Task 28: Proxy Rotation Infrastructure
- SMART Objective: Achieve < 1% failure rate due to IP blocks.
- Technical Implementation: Route all scraping traffic through a residential proxy network (e.g., Bright Data). Implement exponential backoff for retries.
Task 29: User Profile Vectorization
- SMART Objective: Create a detailed vector representation of the user.
- Implementation: Ingest the user’s Resume, LinkedIn PDF, and Portfolio. Chunk this text and embed it into the same vector space as the opportunities.
Task 30: Automated Scheduler (n8n Integration)
- SMART Objective: Orchestrate the data pipeline.
- Tool: n8n.
- Workflow:
- Trigger: Every 6 hours.
- Step 1: Run Apify Actors.
- Step 2: Run Firecrawl on tracked company lists.
- Step 3: Run Normalizer.
- Step 4: Update Vector DB.
Task 31: PII Redaction Module
- SMART Objective: Automatically strip emails/phones from scraped co-founder profiles before storage.
- Reasoning: Minimizes GDPR liability.
Task 32: Secure Credential Vault
- SMART Objective: Implement AWS Secrets Manager to store LinkedIn cookies and Upwork API keys.
Task 33: Compliance Logging
- SMART Objective: Maintain an immutable log of every URL scraped and the robots.txt status at the time of access.
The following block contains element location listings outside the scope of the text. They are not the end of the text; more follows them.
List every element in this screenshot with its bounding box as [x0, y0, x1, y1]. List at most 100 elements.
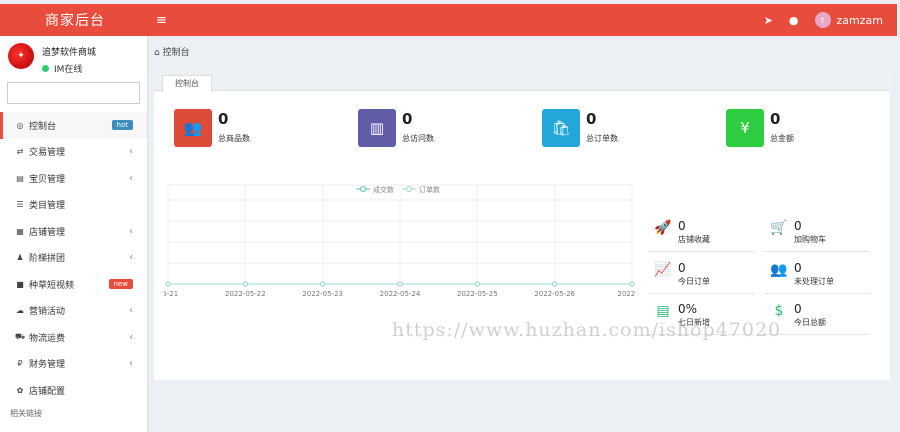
- cloud-icon: ☁: [16, 306, 24, 316]
- list-icon: ☰: [16, 200, 24, 210]
- badge-new: new: [108, 279, 133, 290]
- mini-value: 0%: [678, 302, 698, 316]
- x-tick-label: 2022-05-22: [225, 290, 266, 298]
- sidebar-item-label: 交易管理: [29, 148, 66, 159]
- user-menu[interactable]: t zamzam: [814, 12, 883, 28]
- sidebar-item-label: 营销活动: [29, 307, 66, 318]
- stat-label: 总订单数: [586, 134, 618, 143]
- stats-row: 👥 0 总商品数 ▥ 0 总访问数 🛍 0 总订单数 ¥0 总金额: [174, 109, 874, 169]
- mini-stat: 🚀 0 店铺收藏: [652, 220, 710, 245]
- exchange-icon: ⇄: [16, 147, 24, 157]
- stat-value: 0: [586, 110, 597, 128]
- goods-icon: ▤: [16, 173, 24, 183]
- stat-card: ¥0 总金额: [726, 109, 794, 147]
- brand-title[interactable]: 商家后台: [0, 10, 150, 30]
- sidebar-item-7[interactable]: ☁ 营销活动 ‹: [0, 298, 147, 325]
- paper-plane-icon[interactable]: ➤: [764, 14, 773, 27]
- rocket-icon: 🚀: [654, 220, 672, 236]
- sidebar-item-label: 店铺管理: [29, 227, 66, 238]
- video-icon: ■: [16, 279, 24, 289]
- breadcrumb: ⌂ 控制台: [150, 36, 897, 66]
- mini-value: 0: [794, 219, 802, 233]
- divider: [764, 293, 870, 294]
- chevron-left-icon: ‹: [129, 305, 133, 317]
- mini-stat: 📈 0 今日订单: [652, 262, 710, 287]
- chevron-left-icon: ‹: [129, 358, 133, 370]
- users-icon: 👥: [174, 109, 212, 147]
- stat-value: 0: [402, 110, 413, 128]
- mini-stat: 🛒 0 加购物车: [768, 220, 826, 245]
- sidebar-item-0[interactable]: ◎ 控制台 hot: [0, 112, 147, 139]
- breadcrumb-current[interactable]: 控制台: [163, 48, 190, 58]
- sidebar-item-label: 控制台: [29, 121, 57, 132]
- sidebar-search-input[interactable]: [7, 82, 140, 104]
- dashboard-icon: ◎: [16, 120, 24, 130]
- sidebar-item-5[interactable]: ♟ 阶梯拼团 ‹: [0, 245, 147, 272]
- status-text: IM在线: [54, 65, 83, 75]
- gear-icon: ✿: [16, 385, 24, 395]
- data-point: [320, 281, 326, 287]
- x-tick-label: 05-21: [164, 290, 178, 298]
- sidebar-item-10[interactable]: ✿ 店铺配置: [0, 377, 147, 404]
- legend-label: 成交数: [373, 185, 394, 194]
- chevron-left-icon: ‹: [129, 146, 133, 158]
- stat-label: 总金额: [770, 134, 794, 143]
- sidebar-item-label: 种草短视频: [29, 280, 75, 291]
- truck-icon: ⛟: [14, 332, 26, 342]
- sidebar-item-label: 物流运费: [29, 333, 66, 344]
- watermark-text: https://www.huzhan.com/ishop47020: [392, 319, 782, 341]
- legend-marker: [360, 186, 366, 192]
- sidebar-item-label: 财务管理: [29, 360, 66, 371]
- sidebar-item-6[interactable]: ■ 种草短视频 new: [0, 271, 147, 298]
- sidebar-toggle-icon[interactable]: ≡: [156, 13, 167, 28]
- chat-icon[interactable]: ●: [789, 14, 799, 27]
- sidebar-item-3[interactable]: ☰ 类目管理: [0, 192, 147, 219]
- user-panel: ✦ 追梦软件商城 IM在线: [0, 36, 147, 76]
- chevron-left-icon: ‹: [129, 225, 133, 237]
- sidebar-item-2[interactable]: ▤ 宝贝管理 ‹: [0, 165, 147, 192]
- user-name: zamzam: [836, 13, 883, 27]
- mini-value: 0: [678, 261, 686, 275]
- legend-label: 订单数: [419, 185, 440, 194]
- main-content: ⌂ 控制台 控制台 👥 0 总商品数 ▥ 0 总访问数 🛍 0 总订单数 ¥0 总金额 05-21 2…: [150, 36, 897, 432]
- divider: [648, 293, 754, 294]
- legend-marker: [406, 186, 412, 192]
- mini-value: 0: [678, 219, 686, 233]
- sidebar-item-4[interactable]: ▦ 店铺管理 ‹: [0, 218, 147, 245]
- x-tick-label: 2022-05-24: [380, 290, 421, 298]
- users-icon: 👥: [770, 262, 788, 278]
- data-point: [397, 281, 403, 287]
- mini-value: 0: [794, 302, 802, 316]
- data-point: [629, 281, 635, 287]
- online-dot-icon: [42, 65, 49, 72]
- mini-label: 未处理订单: [794, 277, 834, 286]
- data-point: [552, 281, 558, 287]
- yen-icon: ¥: [726, 109, 764, 147]
- mini-label: 今日订单: [678, 277, 710, 286]
- data-point: [165, 281, 171, 287]
- related-links-label: 相关链接: [10, 408, 42, 418]
- sidebar-item-9[interactable]: ₽ 财务管理 ‹: [0, 351, 147, 378]
- line-chart: 05-21 2022-05-22 2022-05-23 2022-05-24 2022-…: [158, 182, 647, 300]
- stat-value: 0: [218, 110, 229, 128]
- tab-dashboard[interactable]: 控制台: [162, 75, 212, 92]
- stat-card: ▥ 0 总访问数: [358, 109, 434, 147]
- divider: [648, 251, 754, 252]
- sidebar-item-label: 类目管理: [29, 201, 66, 212]
- stat-card: 👥 0 总商品数: [174, 109, 250, 147]
- cart-icon: 🛒: [770, 220, 788, 236]
- sidebar-item-8[interactable]: ⛟ 物流运费 ‹: [0, 324, 147, 351]
- stat-label: 总访问数: [402, 134, 434, 143]
- bag-icon: 🛍: [542, 109, 580, 147]
- badge-hot: hot: [111, 120, 133, 131]
- online-status: IM在线: [42, 62, 96, 75]
- data-point: [242, 281, 248, 287]
- stat-value: 0: [770, 110, 781, 128]
- book-icon: ▥: [358, 109, 396, 147]
- avatar: t: [814, 12, 831, 28]
- trend-icon: 📈: [654, 262, 672, 278]
- divider: [764, 251, 870, 252]
- sidebar-item-1[interactable]: ⇄ 交易管理 ‹: [0, 139, 147, 166]
- chevron-left-icon: ‹: [129, 172, 133, 184]
- tab-bar: 控制台: [154, 67, 890, 92]
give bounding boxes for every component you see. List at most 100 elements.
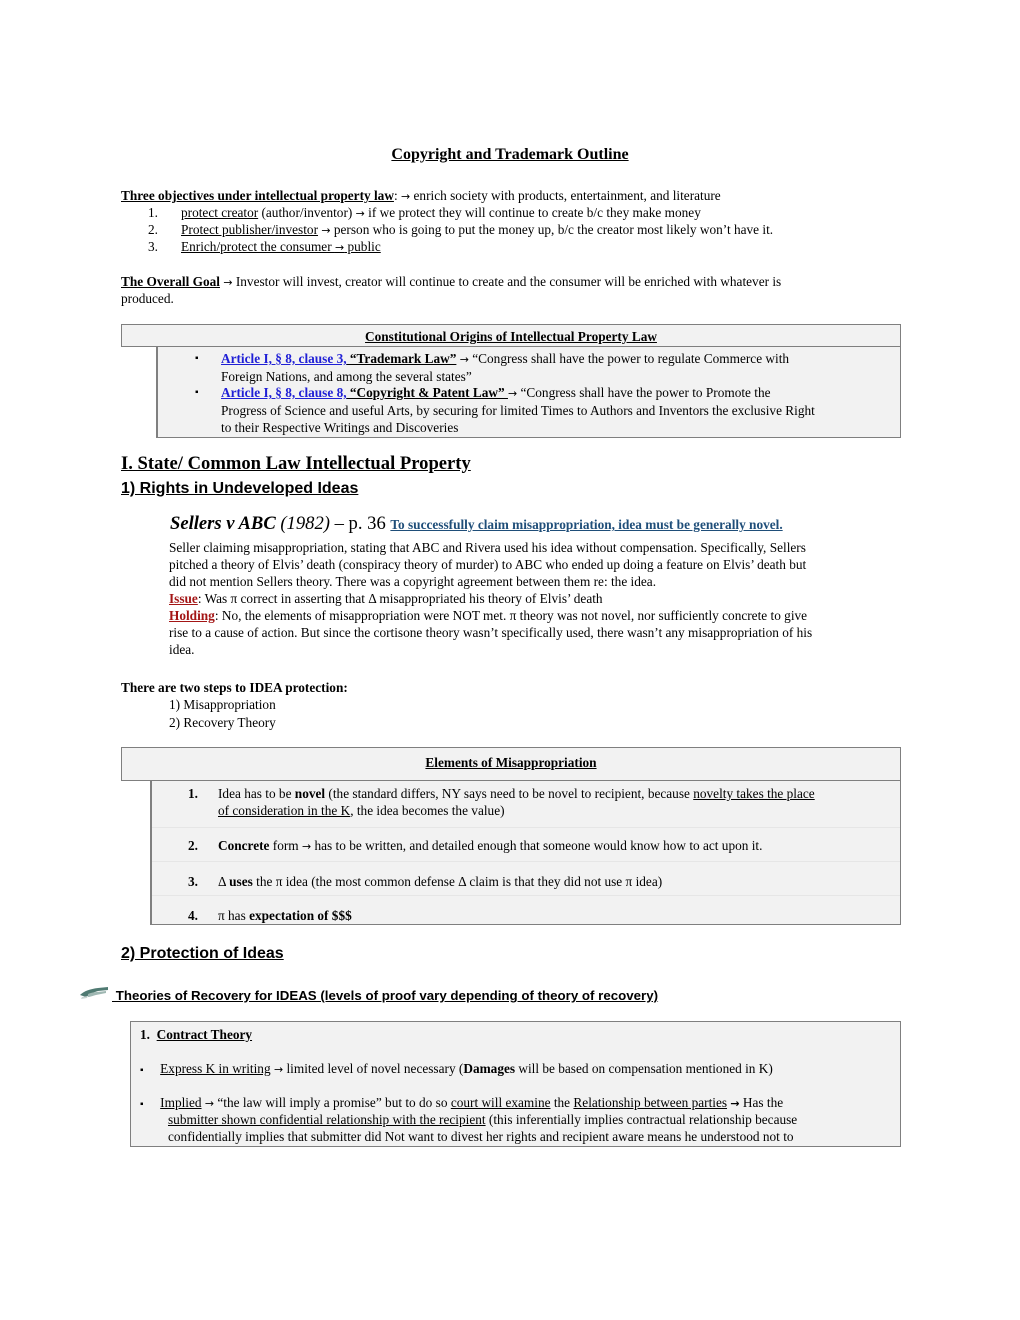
- two-steps-item: 1) Misappropriation: [169, 697, 276, 712]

Task 34: "Stealth" Browser Fingerprinting
- SMART Objective: Configure Playwright to pass strict bot detection tests (e.g., pixelscan.net).
- Technique: Use puppeteer-extra-plugin-stealth techniques adapted for Playwright.
Task 35: Data Retention Policy
- SMART Objective: Auto-archive opportunities older than 30 days to ensure freshness.